Biden did not elaborate on exactly why the military has concerns about Pelosi traveling to Taiwan.
“The administration routinely provides members of Congress with information and context for potential travel, including geopolitical and security considerations,” a spokesperson for the National Security Council told Task & Purpose on Monday. “Members of Congress will make their own decisions.”
If Pelosi arrives in Taiwan, she would be the highest-ranking member of Congress to visit the country since former Speaker Newt Gingrich (R-Ga.) met with Taiwan’s president in April 1997, shortly before China assumed control of Hong Kong, a former British colony.
China has become much more wealthy and powerful in the ensuing 25 years. It is now the second-largest economy in the world, and it also boasts the largest navy of any military. Retired Navy Adm. Phil Davidson, who led U.S. Indo-Pacific Command at the time, warned Congress last year that China could attempt to invade Taiwan by 2027.
The spokeswoman for China’s Foreign Ministry has recently indicated that China could retaliate if Pelosi went to Taiwan. “If the U.S. were to insist on going down the wrong path, China will take resolute and strong measures to safeguard its sovereignty and territorial integrity,” Zhao Lijiang told reporters at a July 19 news briefing.
Zhao did not specify what types of actions the Chinese government might take under such a scenario.
Separately, Army Gen. Mark Milley, chairman of the Joint Chiefs of Staff, has warned that the number of potentially dangerous encounters between Chinese and U.S. ships and aircraft has risen over the past five years.
“The message is the Chinese military, in the air and at sea, have become significantly more and noticeably more aggressive in this particular region,” Milley told reporters on Sunday.

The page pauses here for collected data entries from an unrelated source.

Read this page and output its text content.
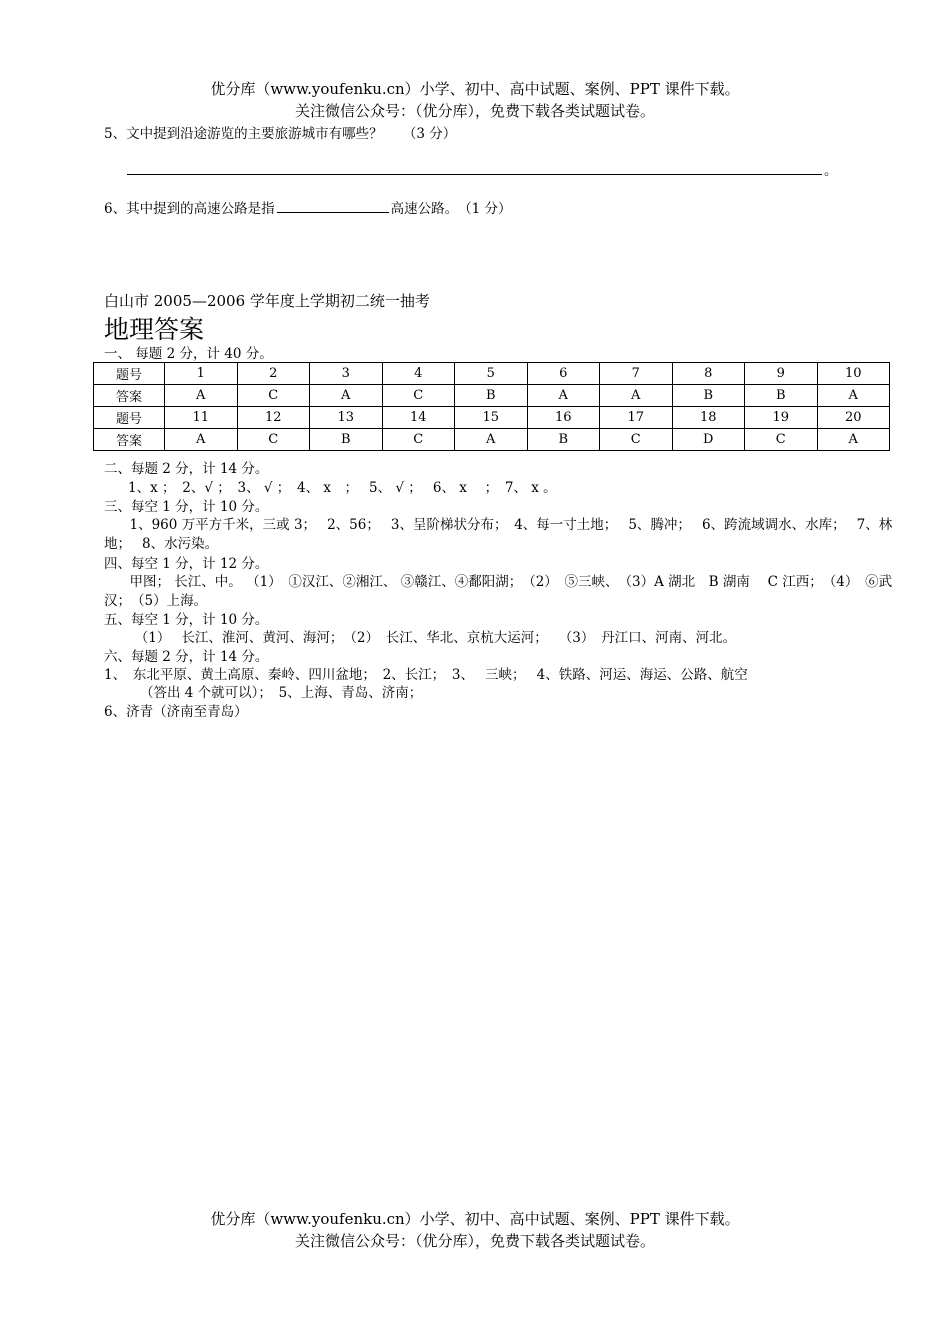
优分库（www.youfenku.cn）小学、初中、高中试题、案例、PPT 课件下载。
关注微信公众号：（优分库），免费下载各类试题试卷。
5、文中提到沿途游览的主要旅游城市有哪些？　　（3 分）
。
6、其中提到的高速公路是指	高速公路。　（1 分）
白山市 2005—2006 学年度上学期初二统一抽考
地理答案
一、 每题 2 分，计 40 分。
题号	1	2	3	4	5	6	7	8	9	10
答案	A	C	A	C	B	A	A	B	B	A
题号	11	12	13	14	15	16	17	18	19	20
答案	A	C	B	C	A	B	C	D	C	A
二、每题 2 分，计 14 分。
1、x ；　2、√ ；　3、 √ ；　4、 x　；　 5、 √ ；　 6、 x　 ；　7、 x 。
三、每空 1 分，计 10 分。
　1、960 万平方千米，三或 3；　 2、56；　 3、呈阶梯状分布；　4、每一寸土地；　 5、腾冲；　 6、跨流域调水、水库；　 7、林地；　 8、水污染。
四、每空 1 分，计 12 分。
　甲图； 长江、中。 （1）　①汉江、②湘江、 ③赣江、④鄱阳湖；　（2）　⑤三峡、　（3）A 湖北　B 湖南　 C 江西；　（4）　⑥武汉；　（5）上海。
五、每空 1 分，计 10 分。
　（1）　 长江、淮河、黄河、海河；　（2）　长江、华北、京杭大运河；　 （3）　丹江口、河南、河北。
六、每题 2 分，计 14 分。
1、　东北平原、黄土高原、秦岭、四川盆地；　2、长江；　3、　 三峡；　 4、铁路、河运、海运、公路、航空
（答出 4 个就可以）；　5、上海、青岛、济南；
6、济青（济南至青岛）
优分库（www.youfenku.cn）小学、初中、高中试题、案例、PPT 课件下载。
关注微信公众号：（优分库），免费下载各类试题试卷。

In one such incident, a U.S. special operations C-130 aircraft had an “unsafe” and “unprofessional” encounter with a Chinese SU-30 fighter over the South China Sea in June, Politico first reported.
Washington Examiner online editor Tom Rogan argued in a recent commentary that Pelosi should fly commercially to Taiwan because it is likely that China’s President Xi Jinping would order his fighters to fly close to any U.S. and Taiwanese military aircraft used to get Pelosi safely to the island nation.
“The very threat of this possibility would make it necessary for Pelosi’s aircraft to receive either a U.S. or a Taiwanese fighter escort,” wrote Rogan, who is also the Washington Examiner’s national security writer. “That would only increase Xi’s sense of needing to make a public show of confronting the visit. The risks of escalation and miscalculation would be high.”
Pelosi’s office did not provide a statement for this story.
Respected China expert Bonnie Glaser noted that all members of Congress who visit Taiwan fly on aircraft provided by the military.
Currently, the risk of an incident between China and the United States is growing in the runup to the Aug. 1 anniversary of the People’s Liberation Army’s founding and other events later this year, such as China’s 20th Party Congress, said Glaser, director of the Asia Program at the German Marshall Fund of the United States.
“The PLA [People’s Liberation Army] would certainly not simply repeat what they did in 1995-96 by firing missiles near Taiwan,” Glaser told Task & Purpose. “It is certainly possible that a PLA aircraft could ‘escort’ Pelosi’s plane and fly directly over Taiwan or at least into the territorial airspace. That would be unprecedented and dangerous. I think it is unlikely that they would shoot down the aircraft.”
UPDATE: This story was updated on July 25 with comments from Bonnie Glaser.